Proposed configuration for Lunar and Martian habitat

According to the initial design requirements […] both the case of external regolith shield and the inclusion of internal pressure are numerically evaluated and discussed. The selected configuration has to withstand the covering regolith shield also in emergency/failure situations of no internal pressure. An internal pressure of about 1 atm added to the external regolith load is assumed in “normal” operating conditions. The proposed cylindrical architecture or dome-shape architecture has been manufactured following a similar modular concept: a combination of internal structural arches connected by flexible envelope. Extensive application of MadFlex material is considered for the arches due to its specific properties (strength and folding capability) as previously presented. Flexible layered Dyneema or specific MadFlex material can be instead introduced for the connecting envelope.

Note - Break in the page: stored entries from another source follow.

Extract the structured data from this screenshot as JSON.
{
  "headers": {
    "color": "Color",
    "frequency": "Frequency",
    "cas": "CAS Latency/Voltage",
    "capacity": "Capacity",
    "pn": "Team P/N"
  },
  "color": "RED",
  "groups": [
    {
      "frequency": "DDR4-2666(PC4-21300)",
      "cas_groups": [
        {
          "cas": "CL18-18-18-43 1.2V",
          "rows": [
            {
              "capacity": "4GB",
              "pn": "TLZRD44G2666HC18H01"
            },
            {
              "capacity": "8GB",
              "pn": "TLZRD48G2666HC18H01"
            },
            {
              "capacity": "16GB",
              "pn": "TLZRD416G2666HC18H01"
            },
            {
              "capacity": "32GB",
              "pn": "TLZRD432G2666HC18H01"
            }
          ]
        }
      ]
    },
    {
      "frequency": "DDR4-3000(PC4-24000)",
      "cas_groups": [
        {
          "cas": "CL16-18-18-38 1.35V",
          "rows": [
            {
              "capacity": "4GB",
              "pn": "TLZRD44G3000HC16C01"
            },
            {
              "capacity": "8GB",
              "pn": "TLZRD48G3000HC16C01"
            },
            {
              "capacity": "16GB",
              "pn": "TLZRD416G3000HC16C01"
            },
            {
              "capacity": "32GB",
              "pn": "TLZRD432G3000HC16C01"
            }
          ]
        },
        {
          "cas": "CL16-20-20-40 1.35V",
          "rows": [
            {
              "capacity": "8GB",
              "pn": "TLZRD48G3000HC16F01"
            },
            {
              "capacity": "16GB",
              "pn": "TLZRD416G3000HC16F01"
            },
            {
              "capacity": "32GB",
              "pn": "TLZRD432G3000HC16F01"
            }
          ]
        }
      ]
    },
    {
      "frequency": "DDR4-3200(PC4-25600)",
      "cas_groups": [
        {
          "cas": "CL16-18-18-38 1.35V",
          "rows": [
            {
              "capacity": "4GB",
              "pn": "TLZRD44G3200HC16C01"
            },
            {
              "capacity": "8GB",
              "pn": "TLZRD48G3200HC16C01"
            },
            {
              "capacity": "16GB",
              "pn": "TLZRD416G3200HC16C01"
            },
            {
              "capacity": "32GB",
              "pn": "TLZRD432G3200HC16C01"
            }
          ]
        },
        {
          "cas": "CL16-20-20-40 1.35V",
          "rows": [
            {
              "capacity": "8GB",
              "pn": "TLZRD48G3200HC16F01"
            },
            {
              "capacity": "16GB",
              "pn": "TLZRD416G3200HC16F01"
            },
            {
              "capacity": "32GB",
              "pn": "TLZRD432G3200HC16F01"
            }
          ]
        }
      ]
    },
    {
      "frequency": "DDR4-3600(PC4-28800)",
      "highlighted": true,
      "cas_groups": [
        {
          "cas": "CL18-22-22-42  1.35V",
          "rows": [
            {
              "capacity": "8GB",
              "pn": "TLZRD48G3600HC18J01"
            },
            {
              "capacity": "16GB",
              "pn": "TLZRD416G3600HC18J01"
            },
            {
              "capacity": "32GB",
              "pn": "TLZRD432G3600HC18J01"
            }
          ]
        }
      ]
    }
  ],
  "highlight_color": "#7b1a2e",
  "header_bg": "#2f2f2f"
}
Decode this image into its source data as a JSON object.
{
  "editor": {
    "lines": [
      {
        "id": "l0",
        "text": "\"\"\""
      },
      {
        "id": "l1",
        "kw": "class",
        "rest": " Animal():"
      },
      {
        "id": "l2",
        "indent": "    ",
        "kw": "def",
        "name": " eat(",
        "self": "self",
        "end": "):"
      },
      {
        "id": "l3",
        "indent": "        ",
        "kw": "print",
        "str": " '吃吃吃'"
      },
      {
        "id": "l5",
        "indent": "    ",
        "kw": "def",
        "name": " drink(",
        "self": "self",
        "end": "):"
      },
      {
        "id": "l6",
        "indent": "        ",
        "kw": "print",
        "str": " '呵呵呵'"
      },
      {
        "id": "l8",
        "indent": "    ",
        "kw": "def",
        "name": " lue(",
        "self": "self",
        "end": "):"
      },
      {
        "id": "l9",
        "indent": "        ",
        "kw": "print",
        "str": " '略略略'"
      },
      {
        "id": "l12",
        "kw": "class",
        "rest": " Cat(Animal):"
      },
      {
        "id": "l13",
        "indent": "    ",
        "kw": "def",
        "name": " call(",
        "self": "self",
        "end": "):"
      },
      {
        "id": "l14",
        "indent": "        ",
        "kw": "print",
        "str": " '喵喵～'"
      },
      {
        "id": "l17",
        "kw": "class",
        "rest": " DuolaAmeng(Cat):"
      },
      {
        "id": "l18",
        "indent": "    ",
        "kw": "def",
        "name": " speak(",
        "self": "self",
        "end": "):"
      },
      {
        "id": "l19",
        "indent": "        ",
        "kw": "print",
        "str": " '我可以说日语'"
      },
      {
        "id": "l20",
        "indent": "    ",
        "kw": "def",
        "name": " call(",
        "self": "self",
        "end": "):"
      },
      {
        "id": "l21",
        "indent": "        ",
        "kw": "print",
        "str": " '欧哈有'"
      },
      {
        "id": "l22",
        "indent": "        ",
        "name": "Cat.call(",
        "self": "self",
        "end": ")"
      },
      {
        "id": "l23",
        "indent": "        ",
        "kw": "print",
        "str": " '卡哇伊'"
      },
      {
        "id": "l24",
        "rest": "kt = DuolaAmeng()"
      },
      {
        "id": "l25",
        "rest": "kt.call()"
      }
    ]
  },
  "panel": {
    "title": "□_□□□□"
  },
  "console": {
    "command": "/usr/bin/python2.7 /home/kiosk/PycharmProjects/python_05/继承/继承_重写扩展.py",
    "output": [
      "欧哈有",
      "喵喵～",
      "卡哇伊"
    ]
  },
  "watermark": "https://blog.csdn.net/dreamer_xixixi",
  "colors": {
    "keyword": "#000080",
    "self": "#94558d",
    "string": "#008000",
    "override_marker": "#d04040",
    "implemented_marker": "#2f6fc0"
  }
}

The Dome-shape module design is selected as representative study case. It is composed by eight arch-branches made by MadFlex sandwich structural elements, interspersed with an envelope made by layered Dyneema. The arches are connected by hinges with the floor and the connecting upper plate in order to facilitate its folding characteristics. The structural scheme and loading conditions are presented in Figure 4 with specific configuration details.

Fig.4: (a) MadFlex dome internal structure; (b) MadFlex dome internal structure with regolith load; (c) complete multi-arch structure as in Piccolo (2021)


Figure 5 (a) and (b) show dome-shape displacements under emergency and operating conditions. Regolith load acts alone in emergency case withmaximum displacements of about 153mm in the envelope.

Fig.5: MadFlex dome results


[…] Evaluation of critical condition under loads and wrinkling phenomenon completes this preliminary design step. Face wrinkling for the carbon skin provides a stress value of about 490 Mpa that is lower than the applied compressive load. Typical global buckling load factor according to SOL105 has been solved out of about 1.22 with a buckling shape according to Figure 5(c): no buckling condition within the operating load envelope has been demonstrated (Piccolo, 2021). Folding properties and folded shape have been determined.

The possibility of reducing its volume is given by the fact that the semi-arches of the dome are connected to the floor elements by means of hinges and the right positioning of the Dyneema skin in MadFlex enhance the folding curvature of arches. The closure procedure takes place by bringing the floor inward and the semi-arches almost touching each other without failure situation.

Figure 5(d) reports a step in the folding operation: the radius of the closed structure is about half the radius of the expanded structure, leading to a significant decrease in required volume than can be easily stored inside the cargo bay at launch. A weight of about 570 kg has been determined demonstrating its consistency to the requirement at launch for a typical launcher such as SLS block 1B. Feasibility of the proposed configuration is so demonstrated.



A preliminary evaluation of innovative material for habitat design has been performed. […] The selected configuration has been demonstrated to cope with the design requirements revealing a maximum dome deflection lower than 155 mm under critical operative condition without reaching a critical shape situation.

It also demonstrates to be consistent to the weight requirement of about 570 kg as referred to actual launcher SLS data. […] The proposed innovative material can be considered as one of the main candidates to be selected for space habitat design and space mission.